Industry Interest and Contracts
Encouraged by the pilot’s outcomes, Arrow Analytics has begun to attract attention from both airports and airlines seeking to modernize their ground‑handling processes. Kumar disclosed that the company has already secured contracts with Pittsburgh International Airport and an undisclosed facility in the Atlanta metropolitan area. These agreements involve deploying the camera‑AI system at key boarding bridges to provide continuous luggage analytics. The interest from major aviation hubs suggests that stakeholders recognize the potential benefits: reduced gate‑delay incidents, more efficient use of cabin space, lower incidence of gate‑checked bags, and improved accuracy in weight‑and‑balance calculations—a factor that can influence fuel consumption and flight safety.
Future Prospects
Looking ahead, Kumar characterizes the current milestones as “only just the beginning.” Arrow Analytics plans to expand its camera network to additional boarding bridges, enhance the AI’s ability to forecast bin occupancy based on historical flight data, and explore integration with airline reservation systems to offer passengers real‑time bin‑availability updates during check‑in or mobile boarding pass generation. Longer‑term visions include using the collected data to inform aircraft cabin redesigns, optimize loading sequences for different aircraft types, and support sustainability initiatives by minimizing unnecessary fuel burn caused by excess weight from mis‑estimated luggage loads. As air travel rebounds and passenger expectations for a seamless journey rise, solutions like Arrow Analytics’ could become a standard component of modern airport operations.
Conclusion
Arrow Analytics emerged from a simple observation made by a frequent traveler: the chronic mismatch between passenger carry‑on volume and aircraft overhead‑bin capacity. By deploying ceiling‑mounted cameras coupled with AI‑powered computer vision, the startup offers a novel, autonomous method to count, measure, and classify every item entering the cabin. Successful pilot testing and early contracts with Pittsburgh International Airport and an Atlanta‑area facility demonstrate market validation and industry appetite for the technology.

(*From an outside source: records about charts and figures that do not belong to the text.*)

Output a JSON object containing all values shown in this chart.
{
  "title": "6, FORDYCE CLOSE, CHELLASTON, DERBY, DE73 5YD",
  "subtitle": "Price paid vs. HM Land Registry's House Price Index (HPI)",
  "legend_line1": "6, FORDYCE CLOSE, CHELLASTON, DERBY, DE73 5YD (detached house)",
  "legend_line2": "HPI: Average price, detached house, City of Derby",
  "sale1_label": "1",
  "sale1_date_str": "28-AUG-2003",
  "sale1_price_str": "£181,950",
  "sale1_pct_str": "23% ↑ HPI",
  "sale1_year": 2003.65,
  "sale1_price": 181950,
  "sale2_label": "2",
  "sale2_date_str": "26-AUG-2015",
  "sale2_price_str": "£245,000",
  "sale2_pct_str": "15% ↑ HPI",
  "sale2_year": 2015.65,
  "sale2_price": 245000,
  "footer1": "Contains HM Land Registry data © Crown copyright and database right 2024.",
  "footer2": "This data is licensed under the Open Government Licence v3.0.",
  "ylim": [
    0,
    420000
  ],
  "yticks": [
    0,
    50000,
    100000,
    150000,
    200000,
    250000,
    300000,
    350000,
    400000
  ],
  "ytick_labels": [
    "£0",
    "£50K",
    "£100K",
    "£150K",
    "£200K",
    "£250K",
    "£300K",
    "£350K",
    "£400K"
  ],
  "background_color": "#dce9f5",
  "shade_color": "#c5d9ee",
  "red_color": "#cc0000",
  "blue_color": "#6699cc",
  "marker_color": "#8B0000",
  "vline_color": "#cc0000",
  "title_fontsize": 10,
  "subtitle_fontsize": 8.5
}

With ambitions to scale the system, refine its predictive capabilities, and embed it deeper into airline and airport workflows, Arrow Analytics aims to transform a longstanding source of boarding friction into a data‑driven, efficiency‑enhancing asset for the aviation ecosystem. As the company moves beyond its nascent stage, its progress may well signal a new era of smarter, more predictable cabin management.